Beyond this, there are so many other parts in our existence that don't make sense or can't be explained. For instance, in quantum physics, particles will split apart for no apparent reason, but when you put a camera up to watch the particles up close (all factors remaining the same), the particles no longer split. Also, there have been proven variations in the most basic physics laws, such as gravity. But no explanation to explain these small 'mistakes'.

For me, I've considered religion to explain these, and I've also considered conspiracy theories such as the simulation theory. The simulation theory and religion share the idea of a greater being - of a creator. Though I haven't had much experience with religion, I can explain the idea of a creator through the simulation theory. In a nutshell, the simulation theory argues that we are in a simulation - the being simulating our world could be in a completely different universe - perhaps different dimensions, different rules of physics, etc. Whatever their world is, it could be something that we can't even fathom - and it could also be a universe that does make perfect sense. Our universe is riddled with mystery and confusion - what if the greater being's world is one that isn't? To think of this, imagine how in a 2D world, the people living in it would never be able to fathom what it's like to live in a 3D world - what we take for granted. In the same way, we may not fathom what it's like to live in an elevated life. If it's likely that we'll ever be able to simulate life, then we ourselves could be living in simulated life (since that technology can exist). This could offer an explanation for our existence, but we would never know. A similar explanation could also be made with religion.

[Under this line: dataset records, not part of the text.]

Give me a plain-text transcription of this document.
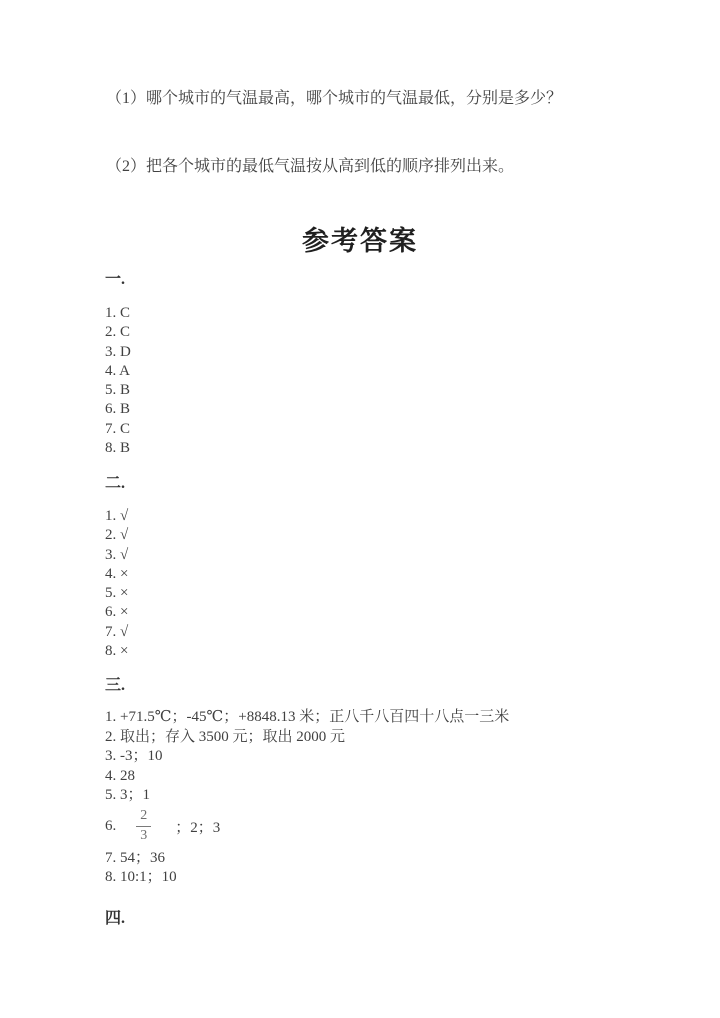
（1）哪个城市的气温最高，哪个城市的气温最低，分别是多少？
（2）把各个城市的最低气温按从高到低的顺序排列出来。
参考答案
一.
1. C
2. C
3. D
4. A
5. B
6. B
7. C
8. B
二.
1. √
2. √
3. √
4. ×
5. ×
6. ×
7. √
8. ×
三.
1. +71.5℃；-45℃；+8848.13 米；正八千八百四十八点一三米
2. 取出；存入 3500 元；取出 2000 元
3. -3；10
4. 28
5. 3；1
6. $\frac{2}{3}$ ；2；3
7. 54；36
8. 10:1；10
四.
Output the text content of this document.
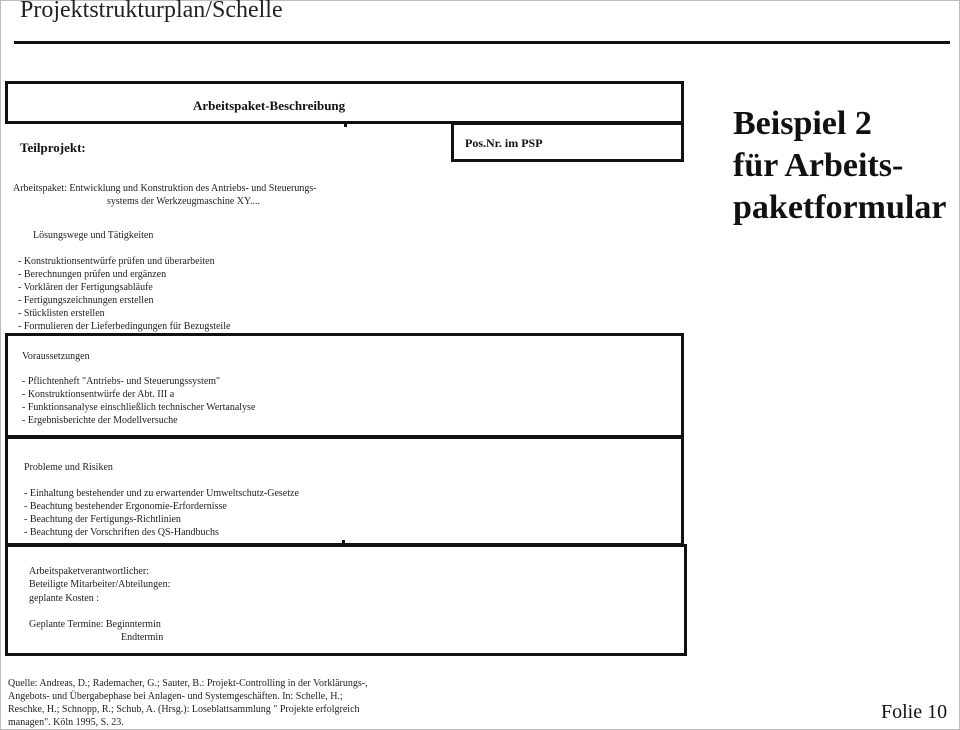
Projektstrukturplan/Schelle
Beispiel 2
für Arbeits-
paketformular
Arbeitspaket-Beschreibung
Teilprojekt:	Pos.Nr. im PSP
Arbeitspaket: Entwicklung und Konstruktion des Antriebs- und Steuerungs-
systems der Werkzeugmaschine XY....
Lösungswege und Tätigkeiten
- Konstruktionsentwürfe prüfen und überarbeiten
- Berechnungen prüfen und ergänzen
- Vorklären der Fertigungsabläufe
- Fertigungszeichnungen erstellen
- Stücklisten erstellen
- Formulieren der Lieferbedingungen für Bezugsteile
Voraussetzungen
- Pflichtenheft "Antriebs- und Steuerungssystem"
- Konstruktionsentwürfe der Abt. III a
- Funktionsanalyse einschließlich technischer Wertanalyse
- Ergebnisberichte der Modellversuche
Probleme und Risiken
- Einhaltung bestehender und zu erwartender Umweltschutz-Gesetze
- Beachtung bestehender Ergonomie-Erfordernisse
- Beachtung der Fertigungs-Richtlinien
- Beachtung der Vorschriften des QS-Handbuchs
Arbeitspaketverantwortlicher:
Beteiligte Mitarbeiter/Abteilungen:
geplante Kosten :
Geplante Termine: Beginntermin
Endtermin
Quelle: Andreas, D.; Rademacher, G.; Sauter, B.: Projekt-Controlling in der Vorklärungs-,
Angebots- und Übergabephase bei Anlagen- und Systemgeschäften. In: Schelle, H.;
Reschke, H.; Schnopp, R.; Schub, A. (Hrsg.): Loseblattsammlung " Projekte erfolgreich
managen". Köln 1995, S. 23.	Folie 10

I read an amazing metaphor for believing in a greater being. Imagine when you were first conceived, and living in the belly of your mother for months. At this point (assuming hypothetically that you're conscious), you would have no idea what's to come next. You may believe that birth is death - it's bringing you into something you've never experienced, and you may think this means disappearing. However, you take a leap of faith and you soon find that birth, in fact, leads you to a new chapter of a life. But of course, you would never have known when you were in the womb, where all you knew was what you were experiencing.

It never hurts to have faith. It grounds you and can help you through rough existential crises. Whatever for the reason for our existence, we most likely will never actually find out - possibly in the afterlife, but no one has lived to tell the tale.

Thanks for reading my thoughts, and musing with me during this existential crises.